William Flanders says he used to respond to industry inquiries about Fluvanna County by saying, "We don't have water" -- not your standard pro-business response. But now he says that rural counties have to dust off the welcome mat if they want to survive.

Fluvanna is the third fastest-growing county in Virginia, primarily due to Lake Monticello, a vast planned community that is adding about 200 new homes per year. The community's rural surroundings and Fluvanna's low taxes have attracted young families to the area, many with school-age children.

"The rapid expansion in the residential sector with no balanced expansion in the commercial sector is putting pressure on county taxes to the point where we may not be able to recover," says Flanders. His sentiment is shared by many other county officials in the bedroom communities that ring Charlottesville and Albemarle.

Forestry and farming are the backbones of these rural counties. They have a smattering of mom-and-pop businesses along major thoroughfares, but economic development rarely rises above the occasional grand opening of a Food Lion.

Fluvanna officials have higher hopes for Zion Crossroads, an aptly named nexus of Interstate 64 and U.S. Routes 15 and 250 between Charlottesville and Richmond. The crossroads themselves are in Louisa County, but both localities are anxious to encourage commercial and industrial development on either side of the county line. Rezoning could free up about 15,000 acres for new business, but water-and-sewer access is a problem, and several engineering studies have offered no simple solutions.
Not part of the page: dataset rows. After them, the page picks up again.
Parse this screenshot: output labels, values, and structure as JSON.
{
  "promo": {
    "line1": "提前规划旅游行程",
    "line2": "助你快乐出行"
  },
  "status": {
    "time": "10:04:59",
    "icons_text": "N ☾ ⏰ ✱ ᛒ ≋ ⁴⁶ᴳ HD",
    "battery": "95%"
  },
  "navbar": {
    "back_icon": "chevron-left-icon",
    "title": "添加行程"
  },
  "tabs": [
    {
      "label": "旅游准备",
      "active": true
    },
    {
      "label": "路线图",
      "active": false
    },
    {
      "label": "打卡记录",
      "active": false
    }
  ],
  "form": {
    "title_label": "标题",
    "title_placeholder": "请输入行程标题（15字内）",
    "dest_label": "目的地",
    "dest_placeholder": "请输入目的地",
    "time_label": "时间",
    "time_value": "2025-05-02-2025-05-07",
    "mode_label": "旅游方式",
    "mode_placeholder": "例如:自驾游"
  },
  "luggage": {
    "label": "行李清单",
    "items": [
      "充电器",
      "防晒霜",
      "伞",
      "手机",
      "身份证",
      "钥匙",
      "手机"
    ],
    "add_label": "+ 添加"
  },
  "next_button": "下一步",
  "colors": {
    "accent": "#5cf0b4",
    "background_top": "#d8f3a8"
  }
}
County officials want to build a 35-mile pipeline from the James River, but residents continue to shoot down the project because they believe it would suck up too many tax dollars. Engineers estimate that the pipeline would cost $20 million to $24 million -- "peanuts compared to what we could attract," Flanders maintains.
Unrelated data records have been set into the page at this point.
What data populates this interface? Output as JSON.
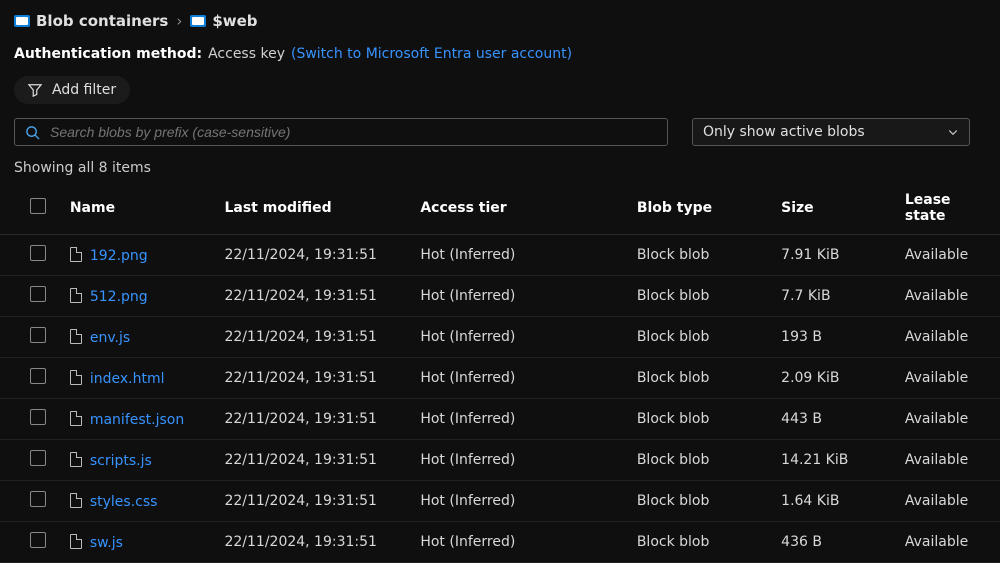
{
  "breadcrumb": {
    "parent": "Blob containers",
    "current": "$web"
  },
  "auth": {
    "label": "Authentication method:",
    "value": "Access key",
    "switch_link": "(Switch to Microsoft Entra user account)"
  },
  "filter": {
    "add_label": "Add filter"
  },
  "search": {
    "placeholder": "Search blobs by prefix (case-sensitive)"
  },
  "view_filter": {
    "selected": "Only show active blobs"
  },
  "count_line": "Showing all 8 items",
  "columns": {
    "name": "Name",
    "modified": "Last modified",
    "tier": "Access tier",
    "type": "Blob type",
    "size": "Size",
    "lease": "Lease state"
  },
  "rows": [
    {
      "name": "192.png",
      "modified": "22/11/2024, 19:31:51",
      "tier": "Hot (Inferred)",
      "type": "Block blob",
      "size": "7.91 KiB",
      "lease": "Available"
    },
    {
      "name": "512.png",
      "modified": "22/11/2024, 19:31:51",
      "tier": "Hot (Inferred)",
      "type": "Block blob",
      "size": "7.7 KiB",
      "lease": "Available"
    },
    {
      "name": "env.js",
      "modified": "22/11/2024, 19:31:51",
      "tier": "Hot (Inferred)",
      "type": "Block blob",
      "size": "193 B",
      "lease": "Available"
    },
    {
      "name": "index.html",
      "modified": "22/11/2024, 19:31:51",
      "tier": "Hot (Inferred)",
      "type": "Block blob",
      "size": "2.09 KiB",
      "lease": "Available"
    },
    {
      "name": "manifest.json",
      "modified": "22/11/2024, 19:31:51",
      "tier": "Hot (Inferred)",
      "type": "Block blob",
      "size": "443 B",
      "lease": "Available"
    },
    {
      "name": "scripts.js",
      "modified": "22/11/2024, 19:31:51",
      "tier": "Hot (Inferred)",
      "type": "Block blob",
      "size": "14.21 KiB",
      "lease": "Available"
    },
    {
      "name": "styles.css",
      "modified": "22/11/2024, 19:31:51",
      "tier": "Hot (Inferred)",
      "type": "Block blob",
      "size": "1.64 KiB",
      "lease": "Available"
    },
    {
      "name": "sw.js",
      "modified": "22/11/2024, 19:31:51",
      "tier": "Hot (Inferred)",
      "type": "Block blob",
      "size": "436 B",
      "lease": "Available"
    }
  ]
}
Greene County, which also faces a severe tax-base imbalance, is having better luck with its waterworks. A long overdue public sewer system is under construction in Ruckersville, a country crossroads that supports a burgeoning hodgepodge of commercial growth.

County officials also hope to divert some of the tourism dollars spent in Charlottesville and Albemarle County. "Greene County is working on being the gateway to the Blue Ridge," says Brett Sheffield, a business analyst for the Central Virginia Small Business Development Center. "They want to become a day-trip destination for parkway people." Entrepreneurs in Greene County are enthusiastic about the idea, and they're already opening antique stores and bed-and-breakfast inns.

* * *

The politics of economic development in the Northern Piedmont are complicated. Pro-growth groups contend that the region must expand its business base to provide better jobs and lower taxes. Environmental groups counter that suburban sprawl is al-ready eroding the area's beauty, charm and natural resources.

Both sides are right.

In the greater Charlottesville area, however, the environmentalists and the economic developers are at least talking and listening to each other. The Thomas Jefferson Sustainability Council -- composed of farmers, environmentalists, developers, business people and local officials -- is trying to find ways to balance population growth and economic development with an imperative to preserve the Northern Piedmont's natural resources.

"Most counties recognize that 'no growth' is not a realistic position," says DiMauri, who promotes cooperative economic development efforts in the region. "Some form of managed growth is now the way to go. The question is, how do you allow it to happen in a way that is positive for the community?"